Da notare che il contributo statale (in aggiunta a quello degli enti locali) si configura come un’autentica opera di pronto soccorso, dal momento che nel volgere di pochi anni le iscrizioni alle scuole cattoliche si sono dimezzate. Inoltre tale contributo, qualunque sarà il trucco con il quale verrà corrisposto, si aggiungerà alle altre numerose sovvenzioni ed esenzioni fiscali concesse alla Chiesa cattolica al di fuori del meccanismo (già di per sé truffaldino) dell’8 per mille, e sottrarrà risorse alla scuola pubblica. In effetti si stima una spesa da 1600 miliardi a dieci volte tanto, proprio quando ai cittadini è richiesto uno sforzo finanziario eccezionale per partecipare fin dall’inizio alla moneta europea.

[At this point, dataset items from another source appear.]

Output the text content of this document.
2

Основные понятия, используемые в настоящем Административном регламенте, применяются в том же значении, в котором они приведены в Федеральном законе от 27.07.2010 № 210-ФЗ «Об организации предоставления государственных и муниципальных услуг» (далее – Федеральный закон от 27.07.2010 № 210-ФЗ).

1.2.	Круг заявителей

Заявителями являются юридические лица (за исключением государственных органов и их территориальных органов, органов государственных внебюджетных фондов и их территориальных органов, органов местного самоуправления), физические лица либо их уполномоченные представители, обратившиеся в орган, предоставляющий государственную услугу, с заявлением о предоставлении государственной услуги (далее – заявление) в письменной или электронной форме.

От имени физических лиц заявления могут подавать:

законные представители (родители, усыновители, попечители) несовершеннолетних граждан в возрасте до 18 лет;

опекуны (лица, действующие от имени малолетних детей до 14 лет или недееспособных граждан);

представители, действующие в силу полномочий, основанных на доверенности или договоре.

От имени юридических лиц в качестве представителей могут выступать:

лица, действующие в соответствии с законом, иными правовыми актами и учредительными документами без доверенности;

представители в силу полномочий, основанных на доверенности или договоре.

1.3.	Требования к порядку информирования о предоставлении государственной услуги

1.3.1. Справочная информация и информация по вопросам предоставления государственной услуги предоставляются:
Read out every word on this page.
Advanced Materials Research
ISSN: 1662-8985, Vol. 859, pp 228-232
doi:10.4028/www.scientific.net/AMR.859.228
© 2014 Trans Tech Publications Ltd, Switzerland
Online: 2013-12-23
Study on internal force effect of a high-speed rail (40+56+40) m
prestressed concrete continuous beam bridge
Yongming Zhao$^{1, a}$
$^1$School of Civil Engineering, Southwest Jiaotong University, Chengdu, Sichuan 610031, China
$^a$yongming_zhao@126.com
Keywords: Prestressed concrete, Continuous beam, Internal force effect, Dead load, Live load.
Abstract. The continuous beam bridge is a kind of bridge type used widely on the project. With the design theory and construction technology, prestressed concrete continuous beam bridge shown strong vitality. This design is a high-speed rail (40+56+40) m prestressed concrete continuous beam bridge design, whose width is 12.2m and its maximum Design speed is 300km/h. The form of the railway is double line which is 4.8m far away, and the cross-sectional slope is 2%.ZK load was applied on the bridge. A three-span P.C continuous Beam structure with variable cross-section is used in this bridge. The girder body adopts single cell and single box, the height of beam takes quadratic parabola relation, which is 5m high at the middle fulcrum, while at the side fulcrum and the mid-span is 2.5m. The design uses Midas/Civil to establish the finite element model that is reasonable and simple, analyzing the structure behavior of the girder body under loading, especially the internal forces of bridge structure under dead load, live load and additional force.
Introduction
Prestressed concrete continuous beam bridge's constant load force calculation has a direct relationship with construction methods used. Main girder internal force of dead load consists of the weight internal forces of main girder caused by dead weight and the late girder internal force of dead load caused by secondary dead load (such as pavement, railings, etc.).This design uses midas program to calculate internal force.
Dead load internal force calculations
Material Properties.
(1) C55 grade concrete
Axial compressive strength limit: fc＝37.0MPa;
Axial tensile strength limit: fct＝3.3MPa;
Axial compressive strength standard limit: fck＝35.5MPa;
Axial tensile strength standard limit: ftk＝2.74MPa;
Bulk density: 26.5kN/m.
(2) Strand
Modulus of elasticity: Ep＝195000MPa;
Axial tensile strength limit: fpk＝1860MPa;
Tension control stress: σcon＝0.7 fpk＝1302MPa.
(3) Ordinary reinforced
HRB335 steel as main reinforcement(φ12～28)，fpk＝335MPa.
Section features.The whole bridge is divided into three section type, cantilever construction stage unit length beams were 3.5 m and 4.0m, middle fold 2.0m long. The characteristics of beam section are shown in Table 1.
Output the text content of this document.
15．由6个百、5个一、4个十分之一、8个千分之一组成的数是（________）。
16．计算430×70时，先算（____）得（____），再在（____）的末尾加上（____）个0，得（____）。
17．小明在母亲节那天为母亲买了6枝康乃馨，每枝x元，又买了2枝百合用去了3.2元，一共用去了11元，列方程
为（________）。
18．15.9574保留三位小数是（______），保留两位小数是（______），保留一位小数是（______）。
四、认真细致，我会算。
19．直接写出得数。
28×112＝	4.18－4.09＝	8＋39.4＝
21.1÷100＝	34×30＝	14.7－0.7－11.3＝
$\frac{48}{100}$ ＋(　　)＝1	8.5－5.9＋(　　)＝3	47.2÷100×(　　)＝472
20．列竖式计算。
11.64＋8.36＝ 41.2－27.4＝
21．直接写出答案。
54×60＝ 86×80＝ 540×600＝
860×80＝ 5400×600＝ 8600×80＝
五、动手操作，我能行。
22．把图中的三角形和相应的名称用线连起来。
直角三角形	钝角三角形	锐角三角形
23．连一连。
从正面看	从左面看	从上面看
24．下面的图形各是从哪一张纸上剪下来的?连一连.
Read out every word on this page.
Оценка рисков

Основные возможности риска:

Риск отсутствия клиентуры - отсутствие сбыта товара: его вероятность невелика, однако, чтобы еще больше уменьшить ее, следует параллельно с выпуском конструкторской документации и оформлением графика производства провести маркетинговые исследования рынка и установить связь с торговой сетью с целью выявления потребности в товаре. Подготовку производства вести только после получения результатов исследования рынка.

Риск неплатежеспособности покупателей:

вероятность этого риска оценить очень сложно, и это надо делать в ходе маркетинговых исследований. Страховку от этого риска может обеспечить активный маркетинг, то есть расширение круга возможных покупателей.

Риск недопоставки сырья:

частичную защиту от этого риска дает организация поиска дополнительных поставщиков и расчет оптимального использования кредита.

Come reagire? Diciamo innanzitutto che sarebbero accettabili eventuali finanziamenti solo alle scuole private che garantiscono realmente il principio di laicità, escludendo perciò le scuole non pluraliste. In realtà pochi sanno che accadrà semmai il contrario in quanto molte fra le scuole private più innovative, quasi sempre laiche e che rappresentano un patrimonio di sperimentazione anche per il sistema pubblico, verranno escluse dal finanziamento perché hanno, ad esempio, insegnanti con diplomi stranieri.

 

Ma il problema centrale è un altro. L’educazione al pluralismo è un pilastro della formazione democratica dei cittadini, tuttavia se è solo libresca, fornita giusto per rientrare nei programmi ministeriali, è inefficace: l’educazione autentica al pluralismo proviene invece dal vivere quotidianamente la diversità sociale e culturale di alunni e insegnanti in ciascuna scuola e in ciascuna classe. Il cosiddetto «pluralismo del sistema scolastico» invocato dalle gerarchie cattoliche e concesso dal disegno di legge di questo governo è un mero pluralismo imprenditoriale, per di più assistito, perché lo stato aiuta con i soldi di tutti ogni lobby sufficientemente potente da fondare e possedere scuole. Anche con il controllo ministeriale sulle graduatorie degli insegnanti la «scuola di tendenza» divide i giovani in base alle idee dei genitori, negando l’autonomia della loro maturazione personale. Favorire e incentivare la chiusura degli alunni nei ghetti culturali imposti dalla visione del mondo dei loro genitori significa assumersi la grave responsabilità di coltivare i particolarismi, indebolendo la coesione della società.

 

Non si tratta quindi solo di denaro: il recente disegno di legge non consiste solamente nella sottrazione di risorse alla scuola pubblica, e non basteranno quindi assicurazioni e promesse su questo aspetto; esso fa di peggio: tradisce il pluralismo autentico come valore civile fondamentale. Mai come ora è importante l’unità di azione delle associazioni laiciste. Contro il disegno di legge governativo occorre una forte opera di informazione, di sensibilizzazione e di mobilitazione. Per affiancare e sostenere tali attività si impone un incontro urgente fra tutte le associazioni impegnate su questo fronte.